It’s pretty clear that the people who created the Flash Gordon series don’t understand why people enjoyed the original Flash Gordon. The original series offered both Thrilling Wonder Super Science cheese and Exotic Adventures in Foreign Lands cheese.
Thrilling Wonder Super Science cheese isn’t all that hard to do. There’s a SciFi Channel series that is doing a topnotch job of delivering that brand of cheese right now: it’s called “Eureka.” Every week the wacky scientists of Eureka come up with some strange new invention or project, or unexpected side effect of a strange new invention or project that Sheriff Carter has to deal with.
It is topnotch thrilling wonder super science cheese with good writing and characterization to boot, I happily watch it every week.
The orgiinal Flash Gordon series delivered the thrilling wonder super science cheese with its stubby spaceships and ray guns and so forth, and it worked because that was new and exciting stuff to see in a movie or TV series at the time.
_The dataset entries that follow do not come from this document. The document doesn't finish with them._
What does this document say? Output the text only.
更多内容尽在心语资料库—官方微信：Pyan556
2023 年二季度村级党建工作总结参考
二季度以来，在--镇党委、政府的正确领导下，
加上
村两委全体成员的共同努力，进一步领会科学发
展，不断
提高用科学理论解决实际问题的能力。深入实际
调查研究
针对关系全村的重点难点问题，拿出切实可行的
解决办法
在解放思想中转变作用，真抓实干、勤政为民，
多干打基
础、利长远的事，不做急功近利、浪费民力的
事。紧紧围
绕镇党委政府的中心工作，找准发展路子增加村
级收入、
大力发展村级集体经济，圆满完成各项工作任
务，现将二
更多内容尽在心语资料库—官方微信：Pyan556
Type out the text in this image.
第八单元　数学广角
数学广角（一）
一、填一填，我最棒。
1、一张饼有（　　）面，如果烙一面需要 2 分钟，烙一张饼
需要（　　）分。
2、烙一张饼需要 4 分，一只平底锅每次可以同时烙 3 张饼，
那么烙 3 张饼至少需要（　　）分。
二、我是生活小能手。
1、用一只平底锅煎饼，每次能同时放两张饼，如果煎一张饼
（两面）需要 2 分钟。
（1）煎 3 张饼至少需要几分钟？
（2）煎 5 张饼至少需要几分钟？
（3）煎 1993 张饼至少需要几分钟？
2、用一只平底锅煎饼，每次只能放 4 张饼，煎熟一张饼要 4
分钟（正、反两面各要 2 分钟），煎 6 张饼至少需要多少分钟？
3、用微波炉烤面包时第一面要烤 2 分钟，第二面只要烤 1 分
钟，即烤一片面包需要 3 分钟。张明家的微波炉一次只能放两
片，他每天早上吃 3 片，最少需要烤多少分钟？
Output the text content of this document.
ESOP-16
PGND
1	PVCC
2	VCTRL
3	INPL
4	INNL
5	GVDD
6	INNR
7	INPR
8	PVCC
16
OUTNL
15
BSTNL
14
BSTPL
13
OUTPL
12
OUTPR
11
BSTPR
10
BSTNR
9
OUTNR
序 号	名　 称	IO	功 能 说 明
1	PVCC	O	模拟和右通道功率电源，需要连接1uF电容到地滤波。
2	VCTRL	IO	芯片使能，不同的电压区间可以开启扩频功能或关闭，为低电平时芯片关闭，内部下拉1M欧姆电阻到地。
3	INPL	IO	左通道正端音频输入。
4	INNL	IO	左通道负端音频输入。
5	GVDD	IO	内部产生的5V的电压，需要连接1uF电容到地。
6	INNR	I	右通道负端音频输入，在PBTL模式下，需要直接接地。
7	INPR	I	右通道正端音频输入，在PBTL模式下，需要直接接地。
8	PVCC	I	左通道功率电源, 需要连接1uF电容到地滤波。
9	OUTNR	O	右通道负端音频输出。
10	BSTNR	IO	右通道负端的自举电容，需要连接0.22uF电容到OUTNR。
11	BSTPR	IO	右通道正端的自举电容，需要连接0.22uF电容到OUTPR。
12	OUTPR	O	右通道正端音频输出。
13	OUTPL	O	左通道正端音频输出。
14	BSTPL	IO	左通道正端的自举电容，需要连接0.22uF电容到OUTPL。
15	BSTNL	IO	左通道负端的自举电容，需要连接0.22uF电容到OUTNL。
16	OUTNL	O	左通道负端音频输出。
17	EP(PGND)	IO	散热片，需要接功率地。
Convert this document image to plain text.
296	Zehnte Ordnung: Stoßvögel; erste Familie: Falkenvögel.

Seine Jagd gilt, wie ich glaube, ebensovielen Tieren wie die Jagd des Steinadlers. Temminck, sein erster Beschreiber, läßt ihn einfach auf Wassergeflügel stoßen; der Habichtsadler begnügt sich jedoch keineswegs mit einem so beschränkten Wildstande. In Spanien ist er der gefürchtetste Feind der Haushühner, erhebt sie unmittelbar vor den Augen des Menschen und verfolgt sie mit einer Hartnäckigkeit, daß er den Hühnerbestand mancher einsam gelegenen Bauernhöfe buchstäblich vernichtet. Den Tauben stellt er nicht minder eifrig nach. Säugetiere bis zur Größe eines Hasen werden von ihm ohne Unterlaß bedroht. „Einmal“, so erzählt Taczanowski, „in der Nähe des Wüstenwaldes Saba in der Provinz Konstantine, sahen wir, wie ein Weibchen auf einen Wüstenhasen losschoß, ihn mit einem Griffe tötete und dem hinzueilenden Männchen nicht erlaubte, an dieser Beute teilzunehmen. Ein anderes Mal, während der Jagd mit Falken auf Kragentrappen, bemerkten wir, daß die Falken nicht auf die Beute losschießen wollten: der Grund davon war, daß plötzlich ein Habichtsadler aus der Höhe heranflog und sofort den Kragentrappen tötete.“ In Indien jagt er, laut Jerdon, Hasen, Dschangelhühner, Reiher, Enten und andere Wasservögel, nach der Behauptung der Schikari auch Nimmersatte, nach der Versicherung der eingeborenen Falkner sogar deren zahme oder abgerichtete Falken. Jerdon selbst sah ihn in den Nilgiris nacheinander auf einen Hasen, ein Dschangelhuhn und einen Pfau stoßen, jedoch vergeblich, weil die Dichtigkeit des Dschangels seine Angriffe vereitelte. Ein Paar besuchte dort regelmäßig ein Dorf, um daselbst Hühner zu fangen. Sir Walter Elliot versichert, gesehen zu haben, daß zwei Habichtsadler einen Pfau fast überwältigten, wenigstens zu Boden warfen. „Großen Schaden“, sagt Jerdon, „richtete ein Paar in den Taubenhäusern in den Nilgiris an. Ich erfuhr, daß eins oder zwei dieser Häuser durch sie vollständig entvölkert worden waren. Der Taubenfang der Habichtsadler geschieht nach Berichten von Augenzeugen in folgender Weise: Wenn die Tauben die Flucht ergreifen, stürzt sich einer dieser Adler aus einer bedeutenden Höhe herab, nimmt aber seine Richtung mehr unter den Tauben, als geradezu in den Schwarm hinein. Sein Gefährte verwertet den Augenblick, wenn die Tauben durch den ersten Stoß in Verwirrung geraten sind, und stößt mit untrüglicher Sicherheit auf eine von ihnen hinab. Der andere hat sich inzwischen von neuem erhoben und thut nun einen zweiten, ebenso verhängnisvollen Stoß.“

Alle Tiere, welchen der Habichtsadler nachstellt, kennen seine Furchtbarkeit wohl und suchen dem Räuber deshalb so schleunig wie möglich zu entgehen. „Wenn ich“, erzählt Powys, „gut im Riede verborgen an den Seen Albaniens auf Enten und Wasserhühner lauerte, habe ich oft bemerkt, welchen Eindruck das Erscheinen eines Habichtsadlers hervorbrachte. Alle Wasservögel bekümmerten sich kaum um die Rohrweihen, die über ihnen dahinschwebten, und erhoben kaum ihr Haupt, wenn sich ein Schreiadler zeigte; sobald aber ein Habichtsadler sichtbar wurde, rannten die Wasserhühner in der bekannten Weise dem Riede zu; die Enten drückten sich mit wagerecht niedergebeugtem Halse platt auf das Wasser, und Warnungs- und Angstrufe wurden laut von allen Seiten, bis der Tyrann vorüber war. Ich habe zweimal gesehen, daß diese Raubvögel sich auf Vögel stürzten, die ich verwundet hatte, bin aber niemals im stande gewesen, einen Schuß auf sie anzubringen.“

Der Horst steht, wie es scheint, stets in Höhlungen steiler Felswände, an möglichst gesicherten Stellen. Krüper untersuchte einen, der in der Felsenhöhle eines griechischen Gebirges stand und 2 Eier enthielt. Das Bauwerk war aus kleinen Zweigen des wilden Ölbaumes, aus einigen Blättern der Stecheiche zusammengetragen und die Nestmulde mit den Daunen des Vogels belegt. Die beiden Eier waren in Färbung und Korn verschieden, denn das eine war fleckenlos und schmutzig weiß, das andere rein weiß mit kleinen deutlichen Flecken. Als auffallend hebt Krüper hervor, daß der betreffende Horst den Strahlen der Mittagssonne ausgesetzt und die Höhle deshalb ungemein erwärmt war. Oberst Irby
It won’t work now because it’s old hat: to reuse it you just about have to do it as camp, like the 1984 Flash Gordon movie did, and the Flesh Gordon parody did, both to good effect/
Updating the thrilling wonder super science cheese won’t be hard, just give the Mongonians nanotech and artificial intelligences and they’ll be fine.
Unfortunately, the Mongo that we’ve seen so far looks, well, primitive and dirt poor. Feudal. Not the sort of place you’d expect to find advanced super science in. Frankly, the impression I’ve gotten of Mongo is that a single armored cavalry division from ANY of the world’s top 20 or 30 armies could take the whole planet without a whole lot of bother. With the excepton of Ming’s palace, the place is a dump.
(Of course, it’s easy enough to handwave away Mongo’s primitiveness by postulating that the Mongonians inherited super science tech from a more advanced earlier civilization, making them dangerous for all their apparent primitiveness, but no one has bothered to do that yet.)
Otherwise, if they want Mongo to look dangerous and advanced, it ought to look richer than Earth, not poorer.
The other cheese that the original Flash Gordon delivered was strange adventures in exotic lands. This cheese cannot be served by having Flash spend so much of his time wandering around the outskirts of Vancouver, Canada. He needs to be on Mongo, seeing strange and exotic plants and animals, meeting with strange and exotic peoples, and visiting strange and exotic cities full of weird looking buildings and such.
(I have to say, if the creators of the series had even a HINT that this kind of cheese was part of what viewers want when they watch Flash Gordon, in the most recent episode when an animal came to Earth via a stray rift (an excellent plot device, BTW) they would have delivered something different than a slightly larger than Earth sized dragonfly. Maybe a flying snake with glowing green eyes and batwings. Something, you know, exotic.)
Of course, it does take money to really do nice sets and great CGI graphics and such to totally deliver that otherworldy look. But I think viewers would accept a little tacky so long as they’re delivering the cheese. And frankly, the mistakes that have been made so far have been products of not knowing what they’re doing rather than just budgeting. For example, it probably would have cost no more to deliver a CGI flying batwinged snake lizard than it took to deliver that slightly larger than earth sized CGI dragonfly.
And there’s an additonal bit of cheese that could help a lot: sexy cheese that plays into the Exotic Lands cheese. Start all the costume design for Mongonian women with string thongs. Add a few wisps of silk, some metallic armbands, headbands and whatnot, and stop right there. Fanservice has always worked for any kind of medium whose audience is primarily male, no reason it wouldn’t work for Flash. Hell, have the guys run abound in jogging shorts and shoulder harnesses and nothing much else if you want to be sexually egalitarian and all. (Though you really need to remember that your core audience is male and straight and put the cameras on the gals most of the time.)
Cheese theory alone won’t make a show a success. You still need good writing and characters. But cheese theory does help deliver good writing, because it forces writers to think about the audience appeal of their works.
There, I’ve said what I have to say, in a place where it has a snowball’s chance in hell, if not much more than that, of doing some good. I have done as much to save Flash Gordon as any human being not employed by the series may reasonably be asked to.